Хавсер снова посмотрел на снимок и сравнил его с различными древними архивными пиктами и справочными чертежами, которые Мурза разложил на столе.
— Она выглядит как настоящая, — сказал он.
— Она выглядит прекрасно, вот как она выглядит, — засмеялся Мурза. — Но я не желаю получить нагоняй, как тогда, в Лангдоке. Мы должны быть уверены, что она настоящая. Взятки, которые мы дали, комиссионные искателю. И расходы на этом не кончились, можешь не сомневаться. Местное духовенство придется убеждать деньгами, чтобы они сделали вид, будто ничего не видят.
— В самом деле? Я-то думал, что они нам благодарны. Мы пытаемся сберечь их наследие, пока его не уничтожила война. Они должны понимать, что мы спасаем то, что они спасти не могут.
— Ты, как никто другой, мог бы знать, что все обстоит гораздо сложнее. Кому это и понять, как не прилежному катарскому мальчику вроде тебя.

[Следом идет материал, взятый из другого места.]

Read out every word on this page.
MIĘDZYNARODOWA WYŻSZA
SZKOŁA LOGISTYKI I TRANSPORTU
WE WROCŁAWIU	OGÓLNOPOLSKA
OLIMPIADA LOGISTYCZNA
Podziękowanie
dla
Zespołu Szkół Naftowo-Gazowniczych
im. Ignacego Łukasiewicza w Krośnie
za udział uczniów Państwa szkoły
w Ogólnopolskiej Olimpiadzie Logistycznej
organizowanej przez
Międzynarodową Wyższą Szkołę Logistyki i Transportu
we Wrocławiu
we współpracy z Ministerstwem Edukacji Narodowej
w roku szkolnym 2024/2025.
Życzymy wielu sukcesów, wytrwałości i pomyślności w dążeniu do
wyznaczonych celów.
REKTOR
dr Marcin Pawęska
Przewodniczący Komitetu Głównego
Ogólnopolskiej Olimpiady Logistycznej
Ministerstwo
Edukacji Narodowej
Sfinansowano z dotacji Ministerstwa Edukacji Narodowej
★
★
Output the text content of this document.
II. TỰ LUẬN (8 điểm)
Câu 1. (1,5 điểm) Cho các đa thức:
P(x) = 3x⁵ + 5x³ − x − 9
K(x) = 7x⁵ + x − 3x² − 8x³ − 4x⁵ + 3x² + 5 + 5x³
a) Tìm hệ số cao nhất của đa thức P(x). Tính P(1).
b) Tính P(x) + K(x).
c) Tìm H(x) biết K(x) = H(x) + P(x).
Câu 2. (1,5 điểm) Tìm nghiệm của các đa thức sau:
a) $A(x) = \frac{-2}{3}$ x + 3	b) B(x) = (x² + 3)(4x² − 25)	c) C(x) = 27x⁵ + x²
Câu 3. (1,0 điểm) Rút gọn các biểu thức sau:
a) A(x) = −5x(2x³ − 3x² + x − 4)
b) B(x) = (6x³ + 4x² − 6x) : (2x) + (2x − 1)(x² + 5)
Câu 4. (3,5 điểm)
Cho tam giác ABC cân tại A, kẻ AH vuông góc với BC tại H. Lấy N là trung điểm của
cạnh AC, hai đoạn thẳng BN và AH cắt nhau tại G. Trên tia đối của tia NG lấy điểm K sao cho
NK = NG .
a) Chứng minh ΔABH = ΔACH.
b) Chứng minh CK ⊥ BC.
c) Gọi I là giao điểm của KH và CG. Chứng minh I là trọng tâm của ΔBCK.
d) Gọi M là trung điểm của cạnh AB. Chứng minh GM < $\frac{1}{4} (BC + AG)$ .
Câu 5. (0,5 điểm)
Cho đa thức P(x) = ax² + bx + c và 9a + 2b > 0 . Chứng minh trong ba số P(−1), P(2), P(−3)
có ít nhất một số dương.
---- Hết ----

Хавсер не клюнул на наживку. Он никогда не пытался скрывать убеждений, привитых ему в детстве. В общине, ставшей ему домом, следовали учению катаров, как, впрочем, и во всех общинах и лагерях, обслуживающих возведение Ура. Город, построенный верующими для верующих. Эта привлекательная идея стала одной из множества подобных идей, которые пытались претворить в жизнь, но они не состоялись и не стали опорой человечества после Долгой Ночи. Хавсер никогда не считал себя ревностным приверженцем катаров, но с бесконечным уважением и терпением относился к идеям людей вроде ректора Уве. А ректор, в свою очередь, никогда не оказывал давления на Хавсера. Он поддерживал его стремление поступить в университет. Много лет спустя, из разговора с деканом факультета, Хавсер почти случайно узнал, что получил стипендию на обучение в Сардисе только благодаря письму ректора Уве главе приемной комиссии.